Learned helplessness: When a dog learns that no matter what he does he cannot escape from an aversive situation and gives up trying. Learned helplessness is a negative, detrimental emotional state that has been associated with anxiety and depression.

Low-stress handling: See fear-free or fearless vet visits.

Lure-based training: Using something that a dog is willing to follow (most commonly food) to guide the dog into a desired position (a sit, for example). Once the dog is in the desired position, the lure is used as a reward. A lure can be a treat held in the hand, food on the end of a spoon, a toy or any other object that a dog will follow as it is moved.


Management: Controlling the environment so that the dog doesn’t have an opportunity to rehearse an unwanted behavior. For example, a management strategy for a puppy who chews on furniture is to keep him in a gated, dog-proofed area away from furniture.

Mark: To use a specific signal at the moment a desired behavior occurs to indicate an acceptable behavior. (See also: marker.)

Marker: A stimulus that pinpoints the behavior the dog did to earn a reward. The most common markers are either a clicker or a specific word, such as “good” or “yes.” The marker should be used at the exact moment the behavior occurs. For example, when teaching a sit, the marker should be used as soon as the dog’s bottom touches the ground. The same marker should be consistently used by every member of the family or household and should always be immediately followed by a reward.

Motivated: When a dog’s behavior is influenced by something he wants and is willing to work for. A dog who is motivated by games of fetch is both willing to play the game and willing to do what he’s asked in order to get access to the game, such as sit before the ball is thrown.
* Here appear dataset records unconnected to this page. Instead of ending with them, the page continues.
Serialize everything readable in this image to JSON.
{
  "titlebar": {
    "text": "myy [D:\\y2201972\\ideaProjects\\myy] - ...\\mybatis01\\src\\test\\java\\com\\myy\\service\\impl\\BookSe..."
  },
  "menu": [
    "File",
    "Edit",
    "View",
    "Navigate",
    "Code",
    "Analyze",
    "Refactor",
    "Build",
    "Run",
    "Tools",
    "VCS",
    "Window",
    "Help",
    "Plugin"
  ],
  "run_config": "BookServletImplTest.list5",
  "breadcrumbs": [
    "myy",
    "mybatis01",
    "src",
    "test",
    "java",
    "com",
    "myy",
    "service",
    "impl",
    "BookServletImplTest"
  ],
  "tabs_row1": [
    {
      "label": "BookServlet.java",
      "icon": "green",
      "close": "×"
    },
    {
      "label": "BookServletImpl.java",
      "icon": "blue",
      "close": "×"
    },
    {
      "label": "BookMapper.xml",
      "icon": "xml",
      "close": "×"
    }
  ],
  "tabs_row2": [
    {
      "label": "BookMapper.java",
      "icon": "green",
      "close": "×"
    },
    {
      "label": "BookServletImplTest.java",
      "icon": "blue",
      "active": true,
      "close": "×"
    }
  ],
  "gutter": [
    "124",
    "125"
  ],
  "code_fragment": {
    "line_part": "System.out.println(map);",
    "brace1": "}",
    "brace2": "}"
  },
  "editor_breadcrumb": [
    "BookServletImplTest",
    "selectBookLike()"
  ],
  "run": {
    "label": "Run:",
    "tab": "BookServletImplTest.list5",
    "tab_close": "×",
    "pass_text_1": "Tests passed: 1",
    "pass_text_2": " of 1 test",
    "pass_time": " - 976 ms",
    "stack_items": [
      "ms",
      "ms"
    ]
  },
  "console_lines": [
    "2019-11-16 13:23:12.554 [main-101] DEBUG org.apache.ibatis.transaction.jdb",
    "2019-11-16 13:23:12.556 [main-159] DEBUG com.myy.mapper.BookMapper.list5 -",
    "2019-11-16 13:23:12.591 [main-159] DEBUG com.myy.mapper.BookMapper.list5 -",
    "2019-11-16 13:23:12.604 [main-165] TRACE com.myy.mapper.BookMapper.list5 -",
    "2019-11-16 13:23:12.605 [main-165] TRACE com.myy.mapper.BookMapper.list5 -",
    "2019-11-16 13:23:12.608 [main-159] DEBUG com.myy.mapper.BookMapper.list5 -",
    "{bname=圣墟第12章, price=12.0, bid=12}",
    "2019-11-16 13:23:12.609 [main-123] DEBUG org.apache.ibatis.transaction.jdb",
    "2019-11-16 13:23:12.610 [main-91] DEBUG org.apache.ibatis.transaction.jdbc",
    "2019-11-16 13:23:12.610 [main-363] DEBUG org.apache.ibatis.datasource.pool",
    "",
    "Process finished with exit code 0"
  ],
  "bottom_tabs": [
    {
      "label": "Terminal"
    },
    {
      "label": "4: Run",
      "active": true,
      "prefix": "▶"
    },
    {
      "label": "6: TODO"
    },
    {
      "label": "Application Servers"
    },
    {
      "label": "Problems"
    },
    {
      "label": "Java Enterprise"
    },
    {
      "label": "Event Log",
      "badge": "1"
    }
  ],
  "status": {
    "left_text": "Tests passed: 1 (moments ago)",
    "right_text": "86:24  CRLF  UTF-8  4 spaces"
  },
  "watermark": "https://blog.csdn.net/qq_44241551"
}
Negative reinforcement: Use of an aversive or undesirable consequence to teach a specific behavior. An example is the use of a shock collar to prevent jumping or barking.


Operant conditioning: Increase or decrease in certain behaviors based on the associated consequences of the behavior. For instance, a dog may learn to be cautious of the cat after he gets swiped across the nose. Or the dog may learn that when he stalks the cat, a game of chase ensues. The quadrants of learning (positive reinforcement, negative reinforcement, positive punishment, negative punishment) fall under the heading of operant conditioning.